Question

Solve $2co{s}^{2}x+3sinx=0$.

Answer 1

We have given:

$2co{s}^{2}x+3sinx=0$

$$\begin{gathered} \Rightarrow 2(1-{\sin }^{2}x)+3\sin x=0[\because {\cos }^{2}x=1-{\sin }^{2}x] \\ \Rightarrow 2-2{\sin }^{2}x+3\sin x=0 \\ \Rightarrow 2{\sin }^{2}x-3\sin x-2=0 \\ \Rightarrow 2{\sin }^{2}x-4\sin x+\sin x-2=0 \\ \Rightarrow 2\sin x(\sin x-2)+1(\sin x-2)=0 \\ \Rightarrow (\sin x-2)(2\sin x+1)=0 \\ \text{Either}\sin x-2=0\text{or}2\sin x+1=0 \\ \Rightarrow \sin x=2\text{or}\sin x=\frac{-1}{2} \end{gathered}$$

Since, $\sin x=2$ is not possible as the range of $\sin x$ is $[-1,1]$.

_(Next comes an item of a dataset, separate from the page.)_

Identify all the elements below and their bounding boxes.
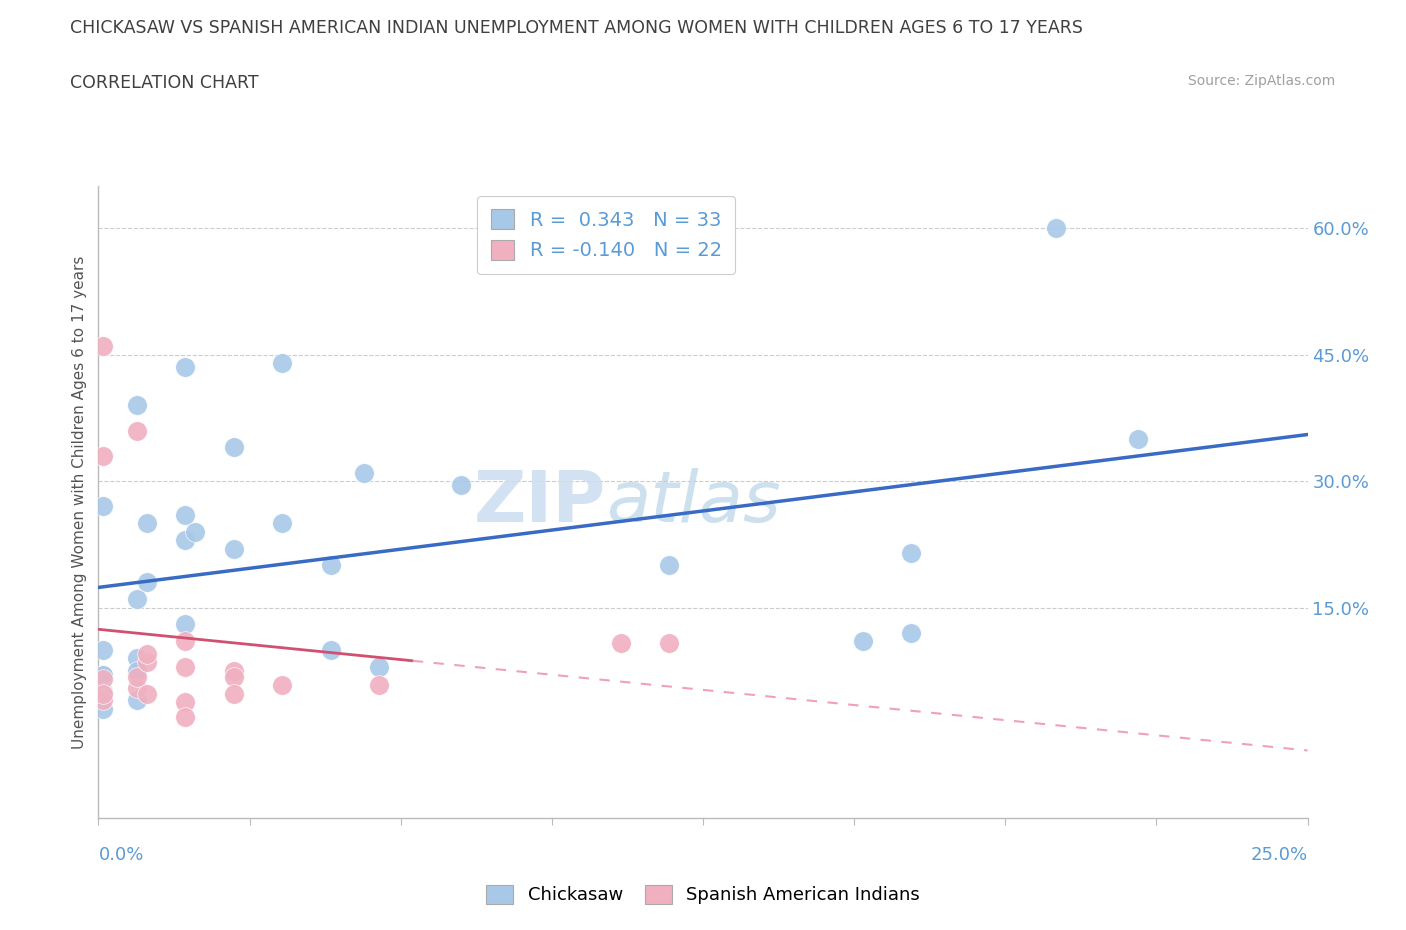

So, for $\sin x=\frac{-1}{2}$, we know that $\sin$ is negative in third and fourth quadrant so.

So, $$\begin{gathered} x=\mathrm{\pi }+\frac{\mathrm{\pi }}{6}\mathrm{or}\mathrm{x}=2\mathrm{\pi }-\frac{\mathrm{\pi }}{6}[\because \sin \frac{\mathrm{\pi }}{6}=\frac{1}{2}] \\ \Rightarrow \mathrm{x}=\frac{6\mathrm{\pi }+\mathrm{\pi }}{6}\mathrm{or}\mathrm{x}=\frac{12\mathrm{\pi }-\mathrm{\pi }}{6} \\ \Rightarrow \mathrm{x}=\frac{7\mathrm{\pi }}{6}\mathrm{or}\mathrm{x}=\frac{11\mathrm{\pi }}{6} \end{gathered}$$

Hence, $\mathbf{x}\mathbf{}\mathbf{=}\frac{\mathbf{7}\mathbf{\pi }}{\mathbf{6}}\mathbf{}\mathit{o}\mathit{r}\mathbf{}\mathbf{x}\mathbf{}\mathbf{}\mathbf{=}\mathbf{}\frac{\mathbf{11}\mathbf{\pi }}{\mathbf{6}}$ is the solution of given trigonometric function.